Several weeks ago someone, I think it was a young pastor, asked me what is the most frustrating aspect of pastoral ministry. I had to think for a second, not because I couldn’t think of anything, but because he didn’t ask for ten things, only one. And the number one frustration rose to the top pretty quickly -
(Yes, I am screaming it)
Unspoken expectations are different from the things that folks tell me they would like me to do, and I can then say, “Oh, sorry, I never thought of that. I’ll do it next time,” or “Thanks for your opinion, but I don’t think I can do that.” Unspoken expectations are different because they are ... well, unspoken. They are those things that someone wants me to do because they think a pastor should do them, and maybe even a former pastor has done them, but I am not doing them. And it bothers them, usually because they think it is obvious that a pastor should do them.

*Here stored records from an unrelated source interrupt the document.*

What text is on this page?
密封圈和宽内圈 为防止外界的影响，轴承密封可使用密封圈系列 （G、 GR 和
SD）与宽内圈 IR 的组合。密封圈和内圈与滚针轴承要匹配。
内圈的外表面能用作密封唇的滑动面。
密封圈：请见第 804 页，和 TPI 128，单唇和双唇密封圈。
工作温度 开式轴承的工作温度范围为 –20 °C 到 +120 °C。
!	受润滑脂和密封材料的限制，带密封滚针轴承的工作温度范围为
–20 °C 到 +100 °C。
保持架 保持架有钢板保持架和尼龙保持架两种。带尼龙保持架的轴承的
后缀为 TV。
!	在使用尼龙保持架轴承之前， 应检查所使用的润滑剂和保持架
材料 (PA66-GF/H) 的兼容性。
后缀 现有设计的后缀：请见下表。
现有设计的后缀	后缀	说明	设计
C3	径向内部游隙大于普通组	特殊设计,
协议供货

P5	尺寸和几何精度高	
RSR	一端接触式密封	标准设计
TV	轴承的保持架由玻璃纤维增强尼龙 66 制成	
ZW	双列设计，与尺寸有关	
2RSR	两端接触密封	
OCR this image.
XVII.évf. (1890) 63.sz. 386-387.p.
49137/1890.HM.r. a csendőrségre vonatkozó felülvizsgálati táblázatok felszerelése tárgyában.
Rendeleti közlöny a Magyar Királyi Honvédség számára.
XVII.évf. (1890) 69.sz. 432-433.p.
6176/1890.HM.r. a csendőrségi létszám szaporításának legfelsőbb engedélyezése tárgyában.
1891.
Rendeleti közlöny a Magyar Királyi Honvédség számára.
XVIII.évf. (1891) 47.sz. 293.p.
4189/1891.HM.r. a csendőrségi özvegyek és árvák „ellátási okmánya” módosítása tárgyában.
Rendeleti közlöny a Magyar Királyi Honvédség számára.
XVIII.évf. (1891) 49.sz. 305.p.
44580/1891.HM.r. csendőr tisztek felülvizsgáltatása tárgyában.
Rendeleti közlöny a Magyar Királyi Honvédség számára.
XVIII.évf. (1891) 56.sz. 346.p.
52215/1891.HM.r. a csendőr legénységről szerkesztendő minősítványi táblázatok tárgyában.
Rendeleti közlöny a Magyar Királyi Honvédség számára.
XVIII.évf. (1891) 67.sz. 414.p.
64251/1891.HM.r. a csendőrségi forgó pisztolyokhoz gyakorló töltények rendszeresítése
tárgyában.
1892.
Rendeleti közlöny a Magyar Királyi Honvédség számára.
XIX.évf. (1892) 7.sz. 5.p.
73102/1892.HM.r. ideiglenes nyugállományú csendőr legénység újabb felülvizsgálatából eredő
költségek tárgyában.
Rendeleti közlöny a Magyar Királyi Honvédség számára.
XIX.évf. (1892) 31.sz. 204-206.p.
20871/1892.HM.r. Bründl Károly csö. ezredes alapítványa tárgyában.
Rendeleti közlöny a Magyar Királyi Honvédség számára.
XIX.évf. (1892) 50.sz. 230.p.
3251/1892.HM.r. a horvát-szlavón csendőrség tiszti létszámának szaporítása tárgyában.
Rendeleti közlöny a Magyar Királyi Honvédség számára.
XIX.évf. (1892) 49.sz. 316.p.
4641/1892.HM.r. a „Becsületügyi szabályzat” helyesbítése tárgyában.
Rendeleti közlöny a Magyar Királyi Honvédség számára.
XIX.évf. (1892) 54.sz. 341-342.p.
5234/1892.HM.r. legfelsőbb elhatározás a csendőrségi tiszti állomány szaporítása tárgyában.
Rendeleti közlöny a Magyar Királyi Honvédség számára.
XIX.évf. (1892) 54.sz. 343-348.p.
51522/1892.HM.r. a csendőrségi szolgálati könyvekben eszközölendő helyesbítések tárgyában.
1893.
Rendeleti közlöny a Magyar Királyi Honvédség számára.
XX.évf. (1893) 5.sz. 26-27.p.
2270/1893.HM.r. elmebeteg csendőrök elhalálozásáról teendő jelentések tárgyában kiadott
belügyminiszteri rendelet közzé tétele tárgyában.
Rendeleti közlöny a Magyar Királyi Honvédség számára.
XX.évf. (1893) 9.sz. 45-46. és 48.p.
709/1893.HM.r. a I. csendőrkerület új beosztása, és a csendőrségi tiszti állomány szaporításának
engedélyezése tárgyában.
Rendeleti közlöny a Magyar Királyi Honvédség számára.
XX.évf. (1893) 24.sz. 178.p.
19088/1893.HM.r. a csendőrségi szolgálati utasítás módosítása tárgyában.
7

One example - likely the one that has already occurred to every one of the many (okay, three) pastors who are reading this - is home visitation. Now, for some folks in my congregation, the very idea that I might stop by their house, unannounced and uninvited, is the stuff of 3:00am nightmares, or at least a “Why are you here?” question. Yet there are a few folks, typically of an older generation, who not only see no problem with such a visit, but believe it to be what good pastors do. Even though I have told them, “If you would like me to come by, then just invite me,” this does not solve the problem. Because if they invite me, then in their mind it is not a pastoral visit. They want me to come, not because I am invited, but because that’s what they think good pastors do.
(For more information on the deep psychological reasons for why I don’t like home visitation, see my previous blogpost “Socially Awkward.”)
And because I am not doing what they believe a good pastor should do, or that any pastor would see to be self-evident to do, they are left with only one of two conclusions about me:
1. Either I am a really bad pastor who doesn’t have a clue (definitely a possibility), OR
2. I really don’t like them (not true at all).
I'm sure there are other unspoken expectations, some of which I only surmise - not because I have been told them - but because, like black holes in the abyss of space, we only know of them because of their effect on other aspects of church life. Like gravity, unspoken expectations bring down everything around them.
It should not come as a surprise that unspoken expectations are a problem in ministry. After all, they are a problem in many relationships. When I see a couple for marital counseling, inevitably unspoken expectations become a topic for conversation. While the stereotype is that it is women who don’t tell husbands what they want - “If you don’t know what I want for Valentine’s Day, then I’m certainly not going to tell you” - men are often guilty as well.
The truth is, I’m just as guilty. I will stand there, on Sunday morning, hoping that someone will tell me that the sermon blessed them, or challenged them, or made them think - even made them angry. Usually, I get nothing, nada, zip. No one says a word.
Now, you may ask, “Mike, have you told folks that you need this kind of feedback? Do they know that it blesses you when they say something about how the sermon blessed them?”
Come on - of course not. After all, if I have to tell them, then it’s not as good. They should just know.